Todos estes elementos têm participação direta no processo de reformulação do sistema partidário brasileiro, objetivando principalmente a redução no quadro de legendas, em especial àquelas com representação no Poder Legislativo. Em meio a este cenário, as federações surgem como um mecanismo de sobrevida aos partidos para que continuem com representação política no Congresso Nacional e permaneçam peças importantes no tabuleiro político brasileiro. Como dito anteriormente, as federações são a união de dois ou mais partidos e que passam a atuar como uma única agremiação partidária. É importante, contudo, apontar algumas características fundamentais desse instrumento:

  • União de dois ou mais partidos;
  • Será preservada a identidade e autonomia de cada partido
  • Os partidos deverão permanecer unidos por, no mínimo, quatro anos
  • A federação terá abrangência nacional

Especificamente os dois últimos pontos têm sido o principal desafio para a realização das federações. Primeiramente, a união das agremiações por ao menos 4 anos invariavelmente acarreta na permanência do grupo ao longo de duas eleições, as majoritárias e as municipais, separadas por um intervalo de 2 anos. O fato de serem duas instituições, outrora distintas, agora unidas sob a mesma estrutura de federação pode, naturalmente, acarretar em conflitos políticos principalmente pela dinâmica das eleições, que são totalmente diferentes, seja pelas alianças previamente feitas por cada partido, seja pelos interesses próprios para seus respectivos projetos político partidários. 
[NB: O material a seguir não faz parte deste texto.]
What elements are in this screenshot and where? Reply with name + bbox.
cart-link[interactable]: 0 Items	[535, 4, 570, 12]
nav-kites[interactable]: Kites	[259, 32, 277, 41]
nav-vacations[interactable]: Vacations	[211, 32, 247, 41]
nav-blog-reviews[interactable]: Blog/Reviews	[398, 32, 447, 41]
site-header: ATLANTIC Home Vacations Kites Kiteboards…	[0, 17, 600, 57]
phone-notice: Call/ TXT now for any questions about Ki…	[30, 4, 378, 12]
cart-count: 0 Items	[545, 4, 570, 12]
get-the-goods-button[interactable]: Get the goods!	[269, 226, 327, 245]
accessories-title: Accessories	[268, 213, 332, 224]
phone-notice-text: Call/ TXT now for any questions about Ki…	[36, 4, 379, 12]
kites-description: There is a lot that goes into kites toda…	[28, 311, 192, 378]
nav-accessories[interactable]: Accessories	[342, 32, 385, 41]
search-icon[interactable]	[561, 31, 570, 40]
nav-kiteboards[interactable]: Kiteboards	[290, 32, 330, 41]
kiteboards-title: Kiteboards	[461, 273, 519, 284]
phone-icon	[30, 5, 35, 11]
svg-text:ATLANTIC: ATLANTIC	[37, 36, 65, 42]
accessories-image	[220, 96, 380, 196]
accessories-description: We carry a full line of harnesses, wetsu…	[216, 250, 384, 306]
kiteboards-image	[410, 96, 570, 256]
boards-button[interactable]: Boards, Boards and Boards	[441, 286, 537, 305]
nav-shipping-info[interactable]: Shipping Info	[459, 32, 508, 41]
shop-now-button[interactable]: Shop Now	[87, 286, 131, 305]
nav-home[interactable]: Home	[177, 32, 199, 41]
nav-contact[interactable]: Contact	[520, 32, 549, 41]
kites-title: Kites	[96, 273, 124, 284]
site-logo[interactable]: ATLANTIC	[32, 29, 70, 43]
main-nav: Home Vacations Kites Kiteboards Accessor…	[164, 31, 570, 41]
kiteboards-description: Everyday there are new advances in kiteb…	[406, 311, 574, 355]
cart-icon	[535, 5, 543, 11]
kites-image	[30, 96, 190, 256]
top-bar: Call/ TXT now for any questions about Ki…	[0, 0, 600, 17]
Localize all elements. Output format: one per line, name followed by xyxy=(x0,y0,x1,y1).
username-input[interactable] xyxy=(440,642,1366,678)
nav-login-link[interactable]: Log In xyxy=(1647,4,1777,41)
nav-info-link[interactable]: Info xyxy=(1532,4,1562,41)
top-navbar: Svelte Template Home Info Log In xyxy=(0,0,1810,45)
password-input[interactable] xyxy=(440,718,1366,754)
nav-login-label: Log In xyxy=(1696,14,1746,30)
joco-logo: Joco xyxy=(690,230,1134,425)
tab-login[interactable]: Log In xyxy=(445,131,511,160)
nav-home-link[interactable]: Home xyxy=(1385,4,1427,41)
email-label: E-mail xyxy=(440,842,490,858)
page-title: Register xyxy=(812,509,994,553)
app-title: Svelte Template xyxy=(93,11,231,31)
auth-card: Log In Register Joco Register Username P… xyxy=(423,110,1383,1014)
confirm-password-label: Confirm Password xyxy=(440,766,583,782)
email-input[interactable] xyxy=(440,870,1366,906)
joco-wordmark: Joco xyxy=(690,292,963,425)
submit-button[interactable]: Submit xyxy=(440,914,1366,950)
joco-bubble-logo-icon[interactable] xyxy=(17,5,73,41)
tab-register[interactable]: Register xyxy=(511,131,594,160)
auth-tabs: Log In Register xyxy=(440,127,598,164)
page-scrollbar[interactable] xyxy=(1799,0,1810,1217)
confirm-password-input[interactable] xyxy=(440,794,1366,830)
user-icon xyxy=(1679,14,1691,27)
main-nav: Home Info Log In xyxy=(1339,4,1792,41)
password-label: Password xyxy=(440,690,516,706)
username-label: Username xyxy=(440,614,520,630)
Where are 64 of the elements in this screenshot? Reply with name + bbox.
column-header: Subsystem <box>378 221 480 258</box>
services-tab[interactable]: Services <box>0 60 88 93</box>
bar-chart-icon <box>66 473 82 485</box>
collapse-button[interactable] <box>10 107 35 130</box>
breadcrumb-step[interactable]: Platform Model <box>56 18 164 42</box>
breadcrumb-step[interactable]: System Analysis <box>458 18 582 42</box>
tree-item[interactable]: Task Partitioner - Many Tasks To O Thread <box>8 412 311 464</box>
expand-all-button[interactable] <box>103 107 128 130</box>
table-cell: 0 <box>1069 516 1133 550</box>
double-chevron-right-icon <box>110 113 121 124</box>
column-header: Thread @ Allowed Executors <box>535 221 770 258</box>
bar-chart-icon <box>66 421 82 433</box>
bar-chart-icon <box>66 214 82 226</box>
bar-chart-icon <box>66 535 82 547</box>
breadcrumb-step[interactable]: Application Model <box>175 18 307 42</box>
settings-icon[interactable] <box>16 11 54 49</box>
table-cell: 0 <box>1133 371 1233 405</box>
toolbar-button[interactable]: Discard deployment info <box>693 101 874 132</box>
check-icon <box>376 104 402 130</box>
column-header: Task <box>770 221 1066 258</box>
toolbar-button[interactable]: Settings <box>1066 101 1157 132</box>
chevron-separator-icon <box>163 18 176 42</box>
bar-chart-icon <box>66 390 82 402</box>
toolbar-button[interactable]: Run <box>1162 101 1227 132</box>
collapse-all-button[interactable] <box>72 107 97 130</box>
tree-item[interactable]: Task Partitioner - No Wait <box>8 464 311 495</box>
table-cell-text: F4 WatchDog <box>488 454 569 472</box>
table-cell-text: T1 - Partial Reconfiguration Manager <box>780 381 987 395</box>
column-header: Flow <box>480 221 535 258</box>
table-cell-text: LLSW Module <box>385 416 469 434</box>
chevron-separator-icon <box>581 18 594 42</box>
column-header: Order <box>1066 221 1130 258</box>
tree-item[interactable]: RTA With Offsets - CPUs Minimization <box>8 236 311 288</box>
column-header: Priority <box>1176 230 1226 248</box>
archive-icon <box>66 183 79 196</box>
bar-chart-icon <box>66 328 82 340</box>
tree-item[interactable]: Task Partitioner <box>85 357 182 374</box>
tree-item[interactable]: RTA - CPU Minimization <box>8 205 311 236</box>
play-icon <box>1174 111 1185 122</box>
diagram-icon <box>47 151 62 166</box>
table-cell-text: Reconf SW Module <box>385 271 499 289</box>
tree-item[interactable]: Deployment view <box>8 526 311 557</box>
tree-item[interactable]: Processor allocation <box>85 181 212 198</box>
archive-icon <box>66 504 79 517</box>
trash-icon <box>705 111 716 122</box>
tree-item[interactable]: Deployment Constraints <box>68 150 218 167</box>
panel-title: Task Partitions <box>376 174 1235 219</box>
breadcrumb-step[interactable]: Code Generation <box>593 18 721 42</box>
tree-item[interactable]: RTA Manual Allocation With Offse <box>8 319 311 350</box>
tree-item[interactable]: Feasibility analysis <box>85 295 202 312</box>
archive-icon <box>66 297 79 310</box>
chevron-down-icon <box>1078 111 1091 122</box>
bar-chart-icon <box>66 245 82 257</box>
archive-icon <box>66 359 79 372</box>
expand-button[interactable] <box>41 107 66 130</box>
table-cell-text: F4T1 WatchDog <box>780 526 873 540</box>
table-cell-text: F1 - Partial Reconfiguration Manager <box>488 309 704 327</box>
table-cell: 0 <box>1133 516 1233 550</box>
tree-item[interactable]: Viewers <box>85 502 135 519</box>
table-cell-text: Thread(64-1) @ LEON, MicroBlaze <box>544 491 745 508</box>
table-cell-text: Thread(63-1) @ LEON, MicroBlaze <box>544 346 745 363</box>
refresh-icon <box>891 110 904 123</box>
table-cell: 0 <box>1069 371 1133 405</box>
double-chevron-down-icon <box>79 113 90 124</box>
O segundo desafio reside no caráter nacional das federações, ou seja, os partidos devem atrelar a união tanto na esfera nacional, quanto nas esferas estaduais e municipais. Nesse cenário reside outro desafio nesse xadrez político, uma vez que as direções dos partidos deverão equacionar questões regionais, por vezes até de posicionamentos antagônicos entre seus quadros, dentro de sua federação para que a união dos partidos venha a somar o coletivo e não enfraquecê-lo.

Seja como instrumento para sobrevivência partidária, seja como mecanismo de ampliação de força política, fato é que as federações são uma importante engrenagem no remodelamento do sistema partidário brasileiro. Seu instituto é uma ferramenta que, a cada eleição, torna-se cada vez mais essencial aos partidos. As medidas neste artigo citadas, como a cláusula de barreira e o fim das coligações, contribuem para que as federações sejam uma alternativa cada vez mais frequente no cenário político e eleitoral, cabendo, portanto, aos partidos o desafio de adequarem-se à nova realidade partidária do Brasil.